The Treasure oil spill (2000): 90% of 20,000 oiled African penguins were released, with high survival.
What is a key debate in disease control in conservation?
Whether to intervene or let disease take its course—balancing natural processes with extinction risk and welfare.
What factors influence attitudes toward intervention?
Species’ conservation status, human responsibility, animal popularity, welfare severity, and social values.
Where is the Payamino Project located?
In the Payamino Territory of Ecuador, home to the Kichwa community of San José de Payamino.
What were the key threats to the Payamino community?
Oil, timber, and gold companies, which risked pollution, deforestation, and cultural erosion.
When was the Payamino Project officially launched?
In 2002, after partnerships with Aalborg Zoo, Zoos Go Wild, and the University of Glasgow.
What were the community's commitments under the agreement?
Stop hunting for bushmeat trade, live animal trade, and use of poison/dynamite, and block extractive industries.
What educational and development benefits did the project provide?
Textbooks, school sponsorships, health visits, fishponds, IT training, and certified jungle guide programmes.
What were the research achievements?
14+ Glasgow expeditions, plant and mammal guides, and multiple biodiversity research projects.
What ornithological results were found?
344 bird species, 7 range extensions, and 30/31 high-quality habitat indicators recorded.
What impact did the project have after it ended in 2012?
Field station (Timburi Cocha) still active, with ongoing research by global universities.
What changed after the construction of a road and electricity?
Better access to healthcare and markets, but also increased forest disturbance and development pressures.
What is the overall assessment of the project in 2025?
Community still thriving; rainforest facing some ecological pressure, but large areas remain intact.
What percentage of Earth’s water is found in freshwater rivers and lakes?
Only 0.0072%—making it a rare and vulnerable resource.
What are the four categories of ecosystem services provided by freshwater systems?
Provisioning, regulating, cultural, and supporting services
What are major human-induced stressors on freshwater ecosystems?
Pollution, invasive species, keystone species loss, habitat destruction, and overuse.
What was a key ecological impact of gold mining in Venezuela?
Mercury contamination, sediment pollution, and massive habitat disruption leading to malaria outbreaks.
What did the Experimental Lakes Area in Canada reveal about eutrophication?
That phosphorus drives algal blooms—shown by fertilizing only one side of Lake 226.
What are Endocrine Disrupting Chemicals (EDCs) and their effects?
Hormone-mimicking pollutants (e.g., contraceptives) that cause gonad feminization and fish population collapse.
What freshwater keystone species was discussed, and what happens when it’s removed?
The beaver—its absence leads to wetland loss, while its return improves habitat quality and biodiversity.

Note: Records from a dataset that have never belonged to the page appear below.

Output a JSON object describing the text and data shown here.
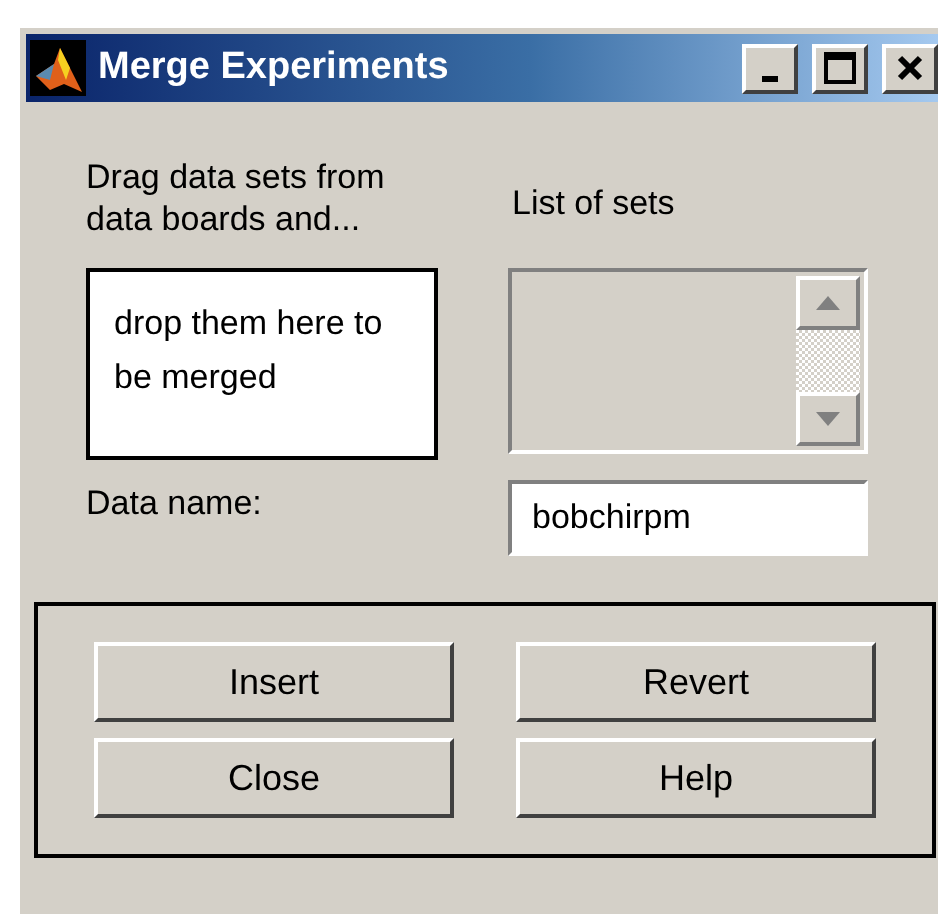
{
  "window": {
    "title": "Merge Experiments"
  },
  "instructions": "Drag data sets from data boards and...",
  "drop_zone": {
    "text": "drop them here to be merged"
  },
  "list_of_sets": {
    "label": "List of sets"
  },
  "data_name": {
    "label": "Data name:",
    "value": "bobchirpm"
  },
  "buttons": [
    "Insert",
    "Revert",
    "Close",
    "Help"
  ]
}
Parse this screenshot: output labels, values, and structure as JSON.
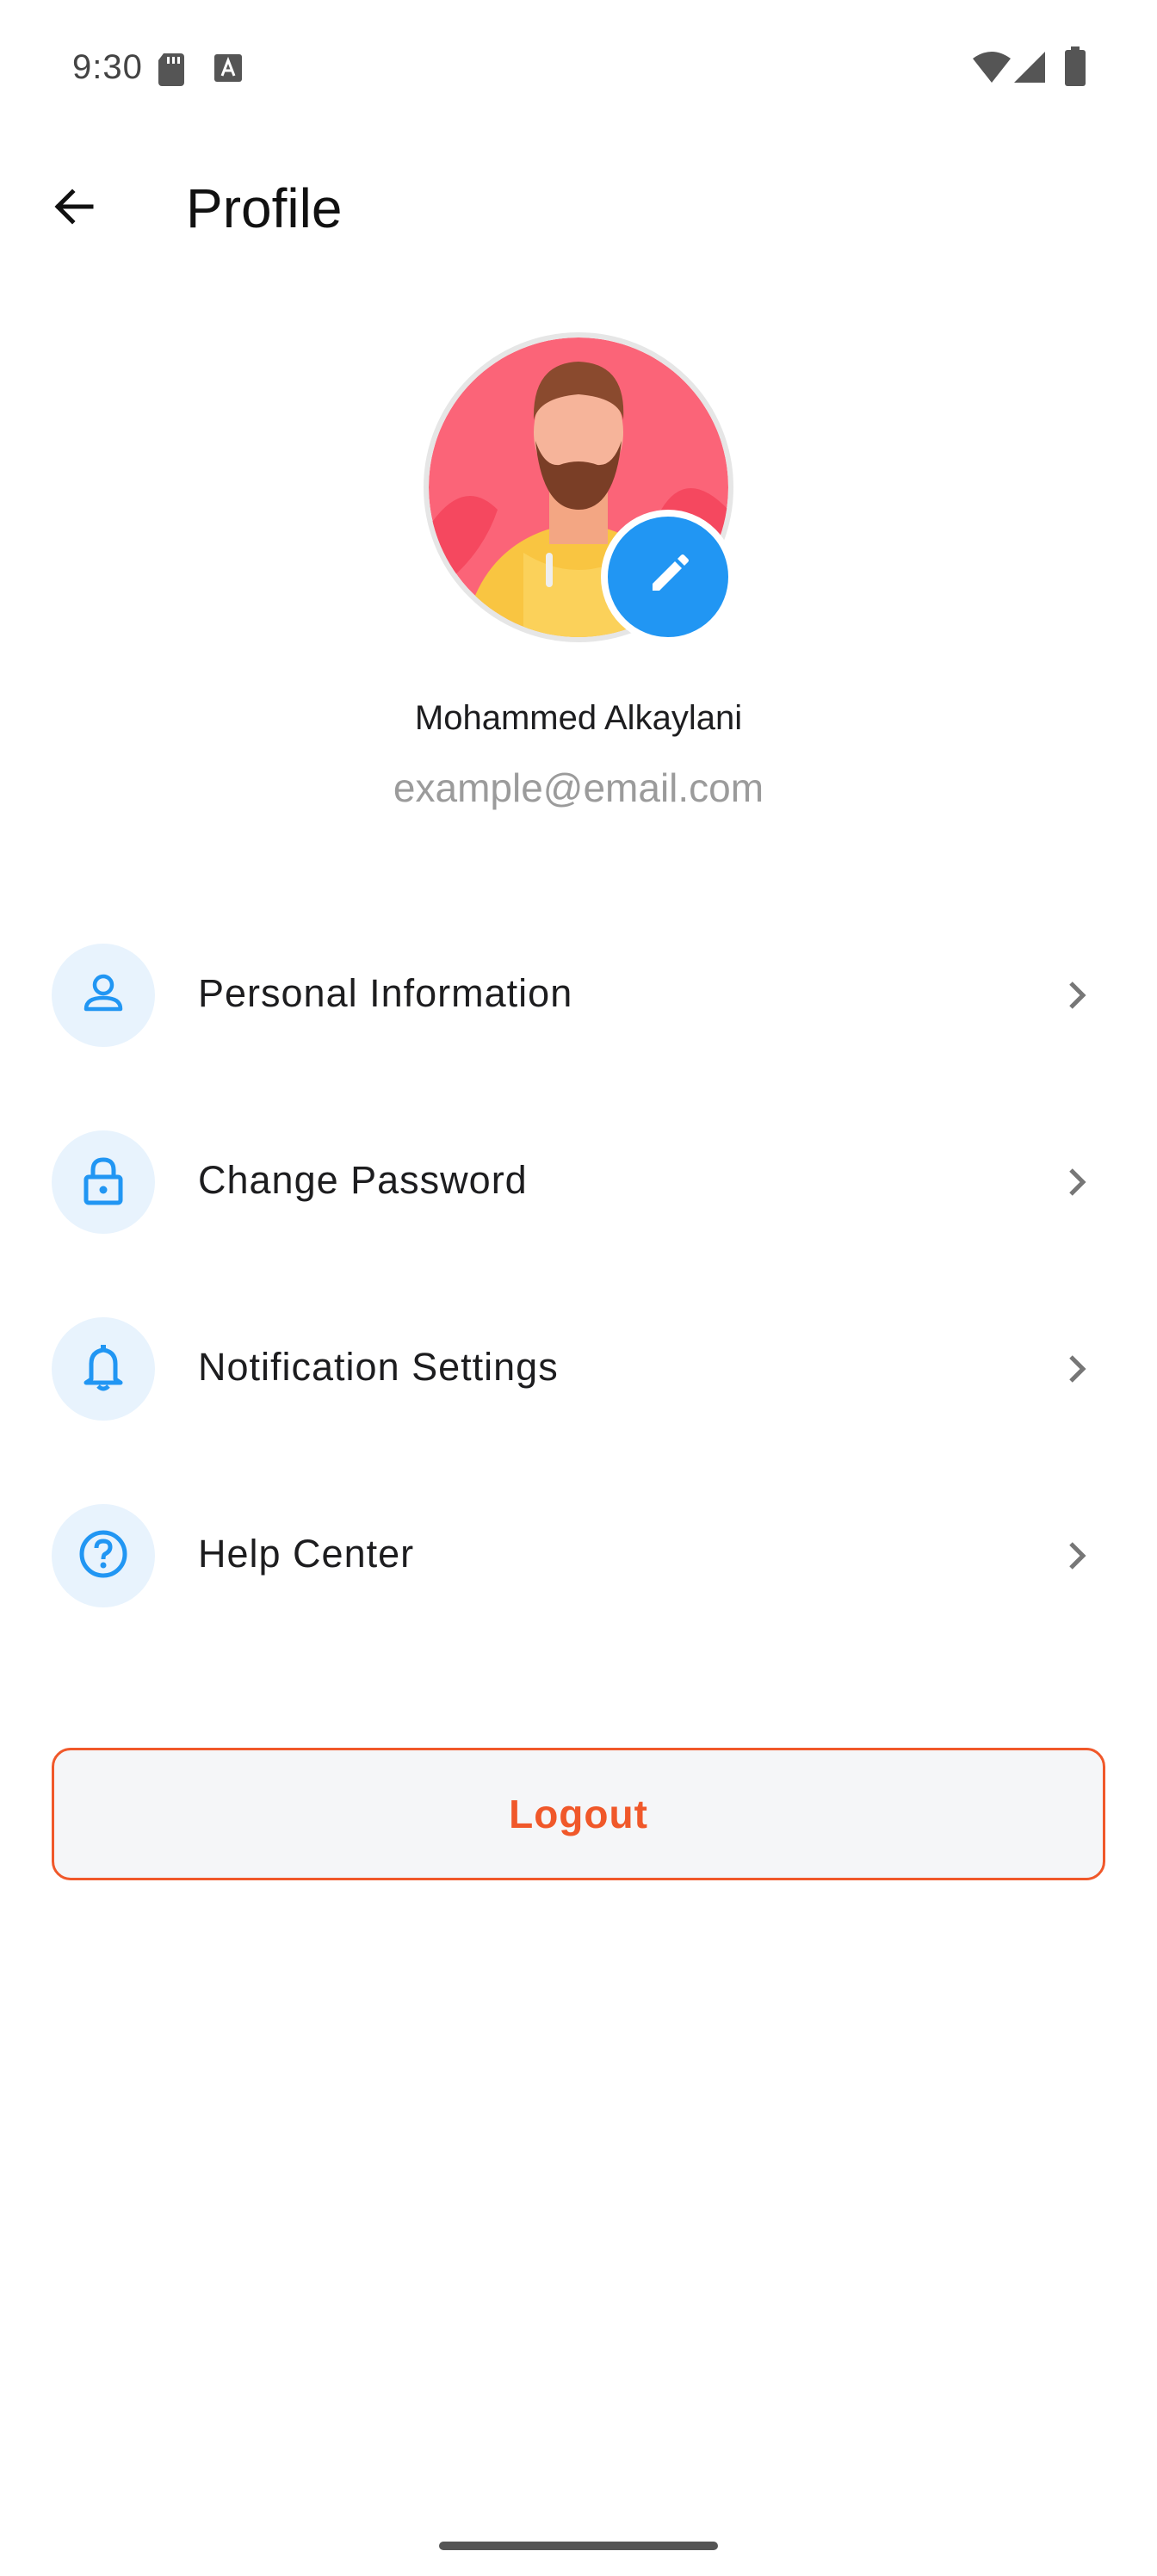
{
  "status_bar": {
    "time": "9:30",
    "icons": [
      "sd-card-icon",
      "keyboard-a-icon",
      "wifi-icon",
      "signal-icon",
      "battery-icon"
    ]
  },
  "app_bar": {
    "title": "Profile",
    "back_icon": "arrow-left-icon"
  },
  "profile": {
    "name": "Mohammed Alkaylani",
    "email": "example@email.com",
    "edit_icon": "pencil-icon"
  },
  "menu": {
    "items": [
      {
        "label": "Personal Information",
        "icon": "person-icon"
      },
      {
        "label": "Change Password",
        "icon": "lock-icon"
      },
      {
        "label": "Notification Settings",
        "icon": "bell-icon"
      },
      {
        "label": "Help Center",
        "icon": "help-circle-icon"
      }
    ]
  },
  "logout": {
    "label": "Logout"
  },
  "colors": {
    "accent": "#2196f3",
    "icon_bg": "#e8f3fd",
    "logout": "#f0582a",
    "email": "#9b9b9b"
  }
}
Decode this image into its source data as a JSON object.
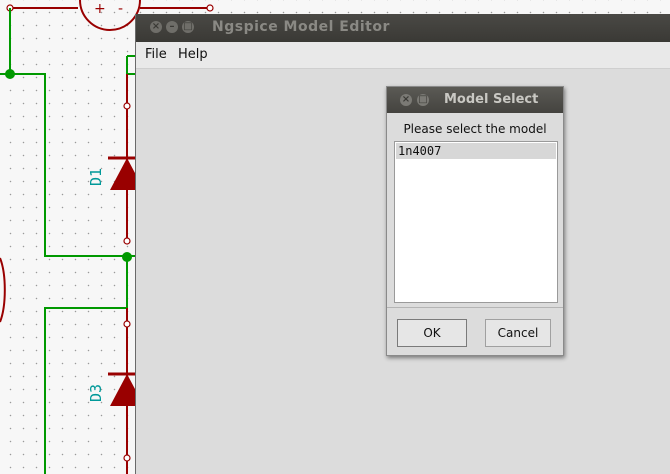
{
  "schematic": {
    "labels": [
      "D1",
      "D3"
    ],
    "pin_labels": [
      "+",
      "-"
    ],
    "colors": {
      "wire": "#009900",
      "component": "#990000",
      "label": "#009999"
    }
  },
  "window": {
    "title": "Ngspice Model Editor",
    "close_icon": "×",
    "min_icon": "–",
    "max_icon": "□"
  },
  "menubar": {
    "file": "File",
    "help": "Help"
  },
  "dialog": {
    "title": "Model Select",
    "prompt": "Please select the model",
    "items": [
      "1n4007"
    ],
    "ok": "OK",
    "cancel": "Cancel"
  }
}
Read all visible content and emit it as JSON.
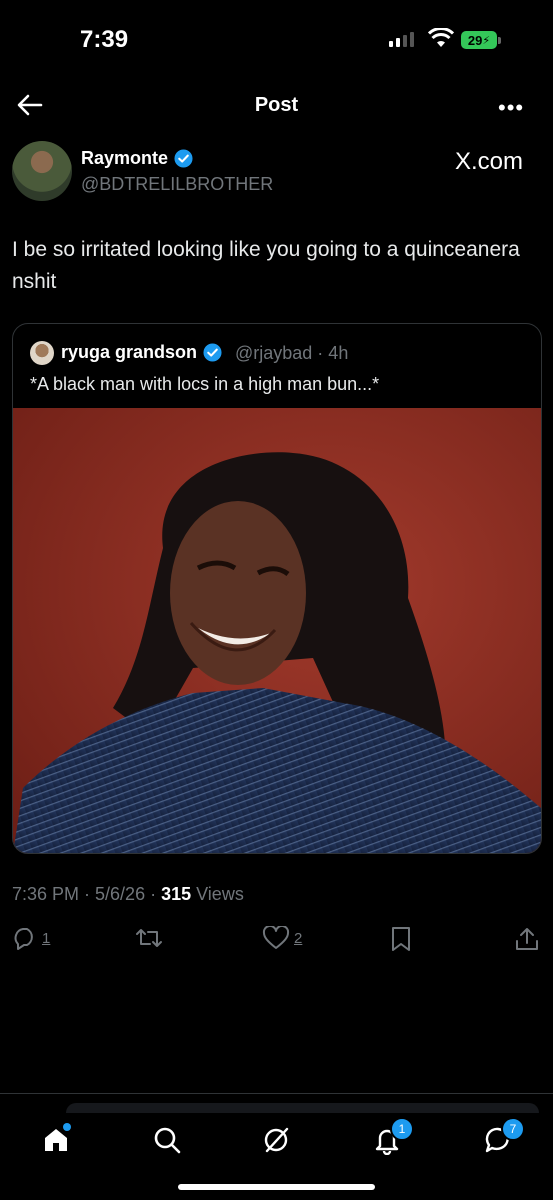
{
  "status": {
    "time": "7:39",
    "battery": "29"
  },
  "header": {
    "title": "Post",
    "back_icon": "arrow-left-icon",
    "more_icon": "more-dots-icon",
    "more_label": "•••"
  },
  "author": {
    "name": "Raymonte",
    "handle": "@BDTRELILBROTHER",
    "source": "X.com"
  },
  "tweet": {
    "text": "I be so irritated looking like you going to a quinceanera nshit"
  },
  "quote": {
    "name": "ryuga grandson",
    "handle": "@rjaybad · 4h",
    "text": "*A black man with locs in a high man bun...*"
  },
  "meta": {
    "timestamp": "7:36 PM · 5/6/26 · ",
    "views_count": "315",
    "views_label": " Views"
  },
  "actions": {
    "replies": "1",
    "likes": "2"
  },
  "tabs": {
    "notifications_badge": "1",
    "messages_badge": "7"
  },
  "colors": {
    "accent": "#1d9bf0",
    "background": "#000000",
    "muted": "#71767b"
  }
}
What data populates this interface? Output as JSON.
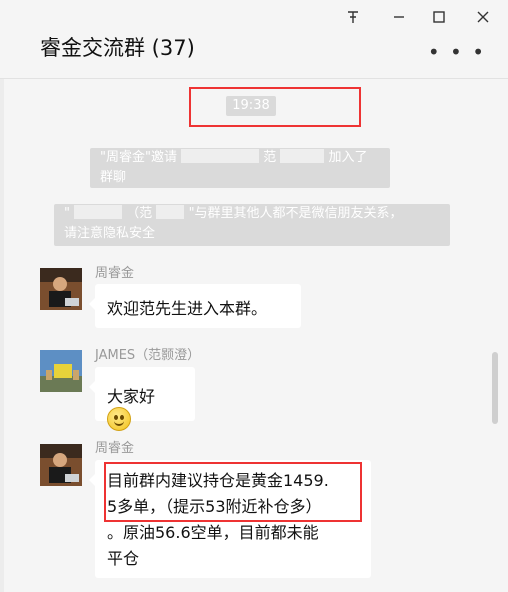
{
  "window": {
    "title": "睿金交流群 (37)",
    "controls": [
      "pin-icon",
      "minimize-icon",
      "maximize-icon",
      "close-icon"
    ],
    "more_icon": "more-icon"
  },
  "chat": {
    "time": "19:38",
    "system_messages": [
      {
        "text_prefix": "\"周睿金\"邀请",
        "text_mid": "范",
        "text_suffix": "加入了群聊"
      },
      {
        "line1_prefix": "\"",
        "line1_mid": "（范",
        "line1_suffix": "\"与群里其他人都不是微信朋友关系，",
        "line2": "请注意隐私安全"
      }
    ],
    "messages": [
      {
        "sender": "周睿金",
        "text": "欢迎范先生进入本群。"
      },
      {
        "sender": "JAMES（范颢澄）",
        "text": "大家好"
      },
      {
        "sender": "周睿金",
        "lines": [
          "目前群内建议持仓是黄金1459.",
          "5多单，（提示53附近补仓多）",
          "。原油56.6空单，目前都未能",
          "平仓"
        ]
      }
    ]
  },
  "colors": {
    "background": "#f5f5f5",
    "system_bubble": "#dadada",
    "highlight": "#ee3333",
    "bubble": "#ffffff"
  }
}
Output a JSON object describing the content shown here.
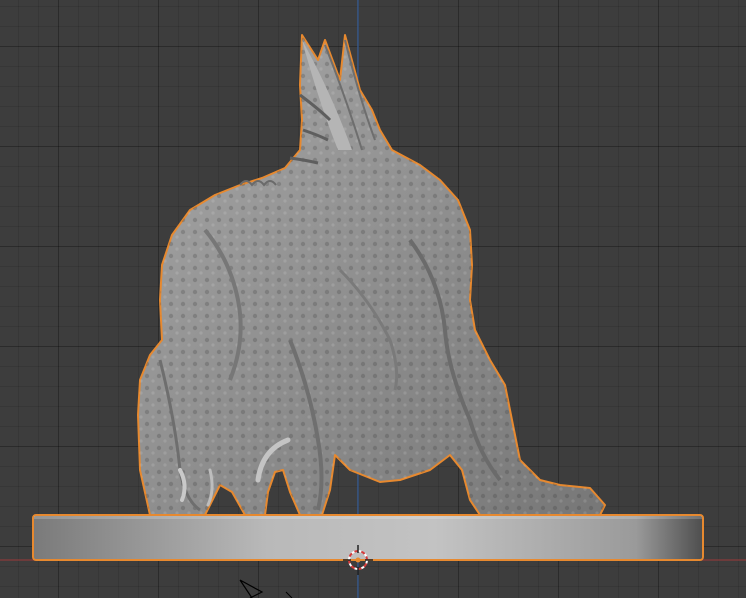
{
  "viewport": {
    "grid_color": "#3d3d3d",
    "axis_x_color": "#8a3b3b",
    "axis_z_color": "#3a5f95",
    "selection_color": "#e7892f",
    "model_color": "#9a9a9a"
  },
  "objects": {
    "creature": {
      "icon": "sculpted-creature-mesh",
      "selected": true
    },
    "base": {
      "icon": "round-base-mesh",
      "selected": true
    },
    "origin": {
      "icon": "3d-cursor-icon"
    },
    "camera": {
      "icon": "camera-icon"
    }
  }
}
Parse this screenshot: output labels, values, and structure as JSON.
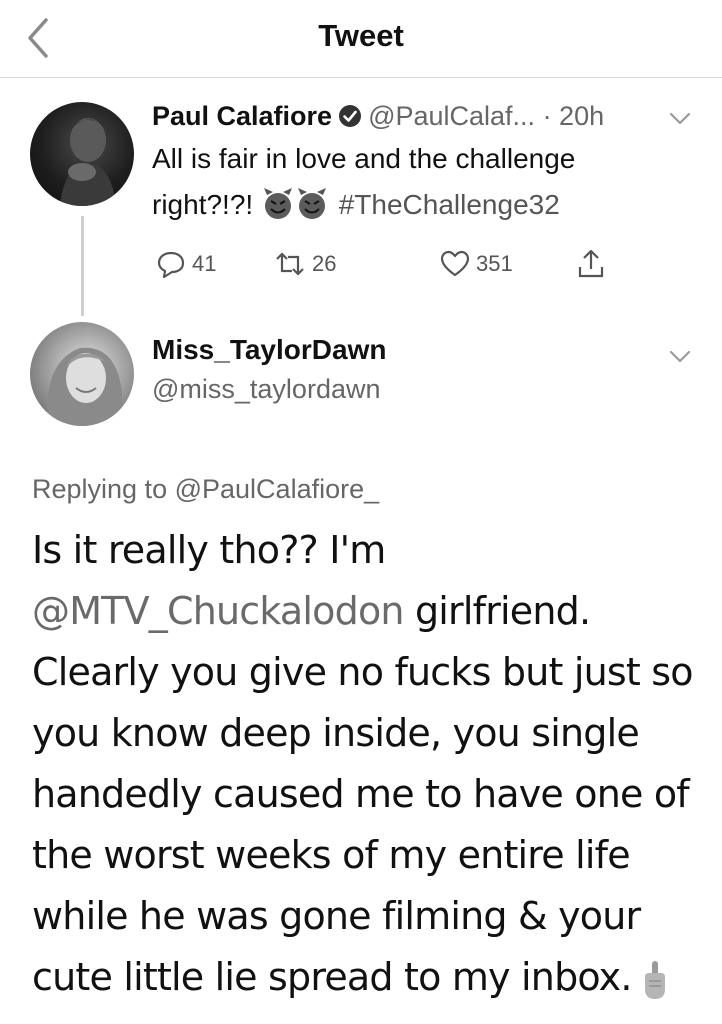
{
  "header": {
    "title": "Tweet",
    "back_icon": "chevron-left-icon"
  },
  "tweet1": {
    "name": "Paul Calafiore",
    "verified_icon": "verified-badge-icon",
    "handle": "@PaulCalaf...",
    "time": "· 20h",
    "text_line1": "All is fair in love and the challenge",
    "text_line2": "right?!?!",
    "emoji": "smiling-devil-emoji",
    "hashtag": "#TheChallenge32",
    "replies": "41",
    "retweets": "26",
    "likes": "351"
  },
  "tweet2": {
    "name": "Miss_TaylorDawn",
    "handle": "@miss_taylordawn",
    "replying_prefix": "Replying to",
    "replying_to": "@PaulCalafiore_",
    "line1": "Is it really tho?? I'm",
    "mention": "@MTV_Chuckalodon",
    "line2_rest": " girlfriend.",
    "line3": "Clearly you give no fucks but just so",
    "line4": "you know deep inside, you single",
    "line5": "handedly caused me to have one of",
    "line6": "the worst weeks of my entire life",
    "line7": "while he was gone filming & your",
    "line8": "cute little lie spread to my inbox.",
    "end_emoji": "middle-finger-emoji"
  },
  "colors": {
    "text": "#111111",
    "secondary": "#666666",
    "divider": "#d9d9d9"
  }
}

How do barriers like dams impact fish?
They block migratory routes, especially for species like salmon, reducing breeding success.
What is the ecological consequence of groundwater abstraction?
It raises salinity levels, which become toxic to most plants through evaporation concentration.
Why are strandings investigated?
They provide early warning of disease, pollution, food scarcity, and other ecosystem stressors—especially in hard-to-monitor marine environments.